The Best Age to Pop the Question? (And Question the Pop?)

If you had known my pop — my dad — you would know why there are two questions in the title above. It may not be true with you but it was with me. And I think if it isn’t true with you who are contemplating marriage maybe it should be — someone there like a dad who knows you well. My dad was the mountain to be conquered, the river to be crossed, the desert traversed before my way was clear to pop the question. It was a crisp fall day when it all happened — eight beautiful words that I’ve never forgotten. 

My dad was a highly respected attorney at his office and a strict disciplinarian at home. Except for his Saturday hunting and golf outfits he otherwise wore a starched white dress-shirt — usually with a tie. He was always a gentleman, often congenial, and occasionally displayed his work manner at home. By that I’m referring to meal-times. With all our family seated around our big dining-room table at dinner it sometimes could have been mistaken for a board meeting — my dad presiding. I, the youngest, would invariably begin to squirm and fidget and rock back in my chair only to get called out for lack of decorum.

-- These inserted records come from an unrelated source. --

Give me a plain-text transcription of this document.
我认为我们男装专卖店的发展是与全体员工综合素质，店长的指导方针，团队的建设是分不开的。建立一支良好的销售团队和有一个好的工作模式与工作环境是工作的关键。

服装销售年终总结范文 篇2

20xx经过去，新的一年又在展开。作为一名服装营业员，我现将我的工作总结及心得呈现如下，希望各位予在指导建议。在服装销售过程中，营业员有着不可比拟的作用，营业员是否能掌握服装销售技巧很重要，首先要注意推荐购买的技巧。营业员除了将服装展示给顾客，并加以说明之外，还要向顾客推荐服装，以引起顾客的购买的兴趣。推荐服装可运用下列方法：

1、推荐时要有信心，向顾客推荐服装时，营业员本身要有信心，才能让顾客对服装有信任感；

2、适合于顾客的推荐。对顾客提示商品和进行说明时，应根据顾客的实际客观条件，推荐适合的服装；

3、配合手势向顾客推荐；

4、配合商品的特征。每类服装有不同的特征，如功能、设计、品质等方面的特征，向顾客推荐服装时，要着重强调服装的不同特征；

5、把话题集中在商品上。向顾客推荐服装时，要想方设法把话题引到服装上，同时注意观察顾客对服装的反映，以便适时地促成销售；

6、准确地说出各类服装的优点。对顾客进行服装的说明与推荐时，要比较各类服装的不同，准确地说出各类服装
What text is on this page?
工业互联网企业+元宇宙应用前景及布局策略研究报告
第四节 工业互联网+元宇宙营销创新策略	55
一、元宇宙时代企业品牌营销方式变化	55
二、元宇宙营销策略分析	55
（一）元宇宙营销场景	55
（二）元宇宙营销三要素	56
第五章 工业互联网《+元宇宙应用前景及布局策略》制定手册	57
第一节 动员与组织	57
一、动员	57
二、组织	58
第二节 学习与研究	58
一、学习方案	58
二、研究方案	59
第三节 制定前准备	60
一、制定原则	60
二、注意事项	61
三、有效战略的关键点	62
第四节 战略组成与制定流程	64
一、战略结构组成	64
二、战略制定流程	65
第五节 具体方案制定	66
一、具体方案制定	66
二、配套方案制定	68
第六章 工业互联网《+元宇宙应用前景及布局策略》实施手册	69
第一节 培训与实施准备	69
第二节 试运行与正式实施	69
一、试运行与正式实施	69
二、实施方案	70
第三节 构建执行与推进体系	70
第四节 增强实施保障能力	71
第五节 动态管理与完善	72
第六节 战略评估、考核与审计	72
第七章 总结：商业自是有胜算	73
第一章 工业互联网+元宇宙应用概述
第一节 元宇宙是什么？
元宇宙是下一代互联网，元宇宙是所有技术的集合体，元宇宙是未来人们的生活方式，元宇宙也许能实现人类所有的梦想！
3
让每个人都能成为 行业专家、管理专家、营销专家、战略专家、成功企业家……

It was that man I was with on a fall Saturday (his congenial day) headed out with him to hunt birds. And it was that day and optimum moment that I knew I had to question “pop.” So I blurted it out all at once, Mimi and I want to get married but I have another year of college, the army reserves ahead, and with no plans yet for a job afterwards. Besides, Mimi is just a freshman in college and she wants to eventually graduate. That was it. I was riding shotgun. My dad was driving. I looked ahead at the rapidly receding road — in silence. He was silent too. I didn’t want to look at my dad. I knew he would be putting on his severe office persona. I felt a lecture coming like, What in the world are thinking, son? You’re assuming your mother and I will support you and Mimi through all that schooling and maybe much longer? And I was thinking, This may be it! I know Mimi cares deeply for me but can she wait for me? Not only does she turn every guy’s head, but she’s fair game for many a man in way better fiscal shape than I. Yes, this is the end.

My father’s response still floors me as I, even now, recall his eight words. I was so stunned that I remember about where we were on Story Mill Road — two black-top lanes splitting a country-side lined with trees and grain fields. He said, Son, there is no perfect time to get married. I don’t remember anything else about that day, that week, or much else even about that year — except near the end of it, Christmas Eve, when I gave Mimi a ring. My father’s words were not only a green light. Coming from him they were like God’s marching orders. Eight beautiful words that said to me at that moment, You’re at that place. Do it! And I did it. God had spoken through my dad.

When we were married that next June, Mimi was 18. I was 22. We were totally ignorant of what we were getting into but we were deeply in love. Not just the emotional kind. It went much deeper than that. It’s good it did. We would have never made it otherwise. And that’s the reason I’ve said so much about my dad. He never made rash judgments. Once when he sat with us at the Kentucky Derby he didn’t put his $2 on a horse because of its name (like I would do). A week before Derby he had gotten the information on each horse — the dosage of champion horses in the blood-line, the experience of the trainer, the pedigree of the owner, etc. His $2 was more than a bet. It was an investment. When he said those eight words it was far from off the cuff. It was thought through. And I knew it. He and my mother saw our love was real. And that prerequisite having been met, the eight words applied — eight words that I feel have become almost biblical in their authority as I’ve weighed them through the years. Eight words that are good for anybody, provided the prerequisite has been met. There is no perfect time to get married. 

The prerequisite criterion? I like the image cast by Delilah — a radio host whom God has rescued from horrible relationships to become a guide for Him in helping others find and nourish healthy ones. She says that prerequisite is met when a man — and whatever the equivalent is for a woman — is willing to crawl across a field of broken glass to be with the woman he loves. That was me and I felt Mimi was there too. If that’s you and your significant other is in lock-step — and you are both out of high school (smile) — then you’re at that place. Pop the question! And God’s blessings. You’ll need them!